Statistics for AIML - Descriptive statistics - Central Limit Theorem Tutorial
The central limit theorem states that if you take sufficiently large samples from a population and the sample size is greater than 30, then the sample means will be normally distributed, even if the population isn't normally distributed.
For example- if you take a sample of m=1000, and each sample size is n=50 from the population(e.g.- runs). Then the sample mean will be normally distributed.
In Layman’s terms – even if the data is not normally distributed, the mean of the distribution is normal distribution provided the sample size is large.

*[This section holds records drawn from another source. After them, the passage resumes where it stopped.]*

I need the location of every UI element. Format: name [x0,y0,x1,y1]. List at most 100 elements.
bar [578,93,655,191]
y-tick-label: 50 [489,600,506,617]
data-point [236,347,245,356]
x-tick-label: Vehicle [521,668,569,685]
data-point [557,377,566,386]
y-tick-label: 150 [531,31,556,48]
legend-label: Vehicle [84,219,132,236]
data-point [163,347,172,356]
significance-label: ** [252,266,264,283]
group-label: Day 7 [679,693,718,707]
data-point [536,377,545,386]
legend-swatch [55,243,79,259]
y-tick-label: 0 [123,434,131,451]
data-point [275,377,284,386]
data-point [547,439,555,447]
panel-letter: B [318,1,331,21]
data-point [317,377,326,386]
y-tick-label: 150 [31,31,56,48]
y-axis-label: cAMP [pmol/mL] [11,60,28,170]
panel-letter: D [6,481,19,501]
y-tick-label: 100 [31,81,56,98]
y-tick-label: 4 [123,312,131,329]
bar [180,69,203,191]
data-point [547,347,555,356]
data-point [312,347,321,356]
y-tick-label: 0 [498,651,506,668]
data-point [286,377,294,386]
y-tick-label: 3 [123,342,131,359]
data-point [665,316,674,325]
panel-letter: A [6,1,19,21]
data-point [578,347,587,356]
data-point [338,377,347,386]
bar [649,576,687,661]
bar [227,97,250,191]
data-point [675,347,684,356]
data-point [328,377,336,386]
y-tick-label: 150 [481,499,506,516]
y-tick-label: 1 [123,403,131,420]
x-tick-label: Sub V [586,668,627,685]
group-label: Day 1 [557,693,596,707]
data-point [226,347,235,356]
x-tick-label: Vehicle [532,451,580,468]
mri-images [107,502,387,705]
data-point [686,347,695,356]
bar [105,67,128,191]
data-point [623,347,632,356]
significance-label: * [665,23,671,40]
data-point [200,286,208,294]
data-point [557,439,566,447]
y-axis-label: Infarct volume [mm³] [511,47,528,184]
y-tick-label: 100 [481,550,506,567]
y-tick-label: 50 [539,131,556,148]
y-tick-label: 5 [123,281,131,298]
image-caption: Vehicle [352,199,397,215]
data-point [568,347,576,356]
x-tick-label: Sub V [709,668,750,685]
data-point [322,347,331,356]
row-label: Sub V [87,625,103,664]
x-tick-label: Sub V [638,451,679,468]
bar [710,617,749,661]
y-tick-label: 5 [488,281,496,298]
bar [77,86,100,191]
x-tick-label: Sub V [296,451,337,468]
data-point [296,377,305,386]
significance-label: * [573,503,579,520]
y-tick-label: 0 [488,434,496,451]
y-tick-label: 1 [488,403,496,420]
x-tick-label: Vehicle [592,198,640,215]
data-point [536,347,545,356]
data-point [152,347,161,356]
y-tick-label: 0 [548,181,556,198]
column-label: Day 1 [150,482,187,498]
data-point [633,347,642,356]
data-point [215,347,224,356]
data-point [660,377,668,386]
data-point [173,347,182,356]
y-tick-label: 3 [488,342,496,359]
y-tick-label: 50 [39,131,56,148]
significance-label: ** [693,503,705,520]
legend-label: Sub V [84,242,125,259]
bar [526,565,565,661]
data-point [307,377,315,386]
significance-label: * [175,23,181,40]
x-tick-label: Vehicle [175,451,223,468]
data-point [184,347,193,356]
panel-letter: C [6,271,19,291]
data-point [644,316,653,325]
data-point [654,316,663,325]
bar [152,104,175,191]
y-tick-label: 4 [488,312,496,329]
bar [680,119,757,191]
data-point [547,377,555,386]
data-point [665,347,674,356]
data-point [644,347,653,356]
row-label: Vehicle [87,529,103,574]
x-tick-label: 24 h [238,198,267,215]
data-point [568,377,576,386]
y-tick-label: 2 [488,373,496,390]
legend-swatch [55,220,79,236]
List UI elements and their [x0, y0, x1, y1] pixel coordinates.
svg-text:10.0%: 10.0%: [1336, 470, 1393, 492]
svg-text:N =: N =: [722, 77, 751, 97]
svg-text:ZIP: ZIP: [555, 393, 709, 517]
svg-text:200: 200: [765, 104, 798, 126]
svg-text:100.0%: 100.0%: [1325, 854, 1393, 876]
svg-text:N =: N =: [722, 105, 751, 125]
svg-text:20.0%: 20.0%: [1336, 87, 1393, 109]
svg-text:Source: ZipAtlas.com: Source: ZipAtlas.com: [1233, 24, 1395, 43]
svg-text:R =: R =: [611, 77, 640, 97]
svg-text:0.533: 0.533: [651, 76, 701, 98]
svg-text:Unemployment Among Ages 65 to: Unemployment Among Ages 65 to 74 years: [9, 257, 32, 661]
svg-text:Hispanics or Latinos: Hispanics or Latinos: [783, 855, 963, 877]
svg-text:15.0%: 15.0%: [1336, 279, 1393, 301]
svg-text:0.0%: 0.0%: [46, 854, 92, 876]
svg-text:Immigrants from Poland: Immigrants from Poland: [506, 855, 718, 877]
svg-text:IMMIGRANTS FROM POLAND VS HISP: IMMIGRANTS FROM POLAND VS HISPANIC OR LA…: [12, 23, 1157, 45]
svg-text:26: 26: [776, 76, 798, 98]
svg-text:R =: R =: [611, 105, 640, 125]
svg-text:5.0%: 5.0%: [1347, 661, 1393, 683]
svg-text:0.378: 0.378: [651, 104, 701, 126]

The central limit theorem is important because it is used in hypothesis testing and also to calculate confidence intervals.
Key Takeaways
- The central limit theorem (CLT) states that the distribution of sample means approximates a normal distribution as the sample size gets larger.
- Sample sizes equal to or greater than 30 are considered sufficient for the CLT to hold.
- A key aspect of CLT is that the average of the sample means and standard deviations will equal the population mean and standard deviation.
- A sufficiently large sample size can predict the characteristics of a population accurately.
- Expectation of Sample Mean as a random variable = Population Mean. Symbolically E(X̄) = µ.
- Standard Deviation (X̄) = σ / √n (where σ is the standard deviation and n is the sample size).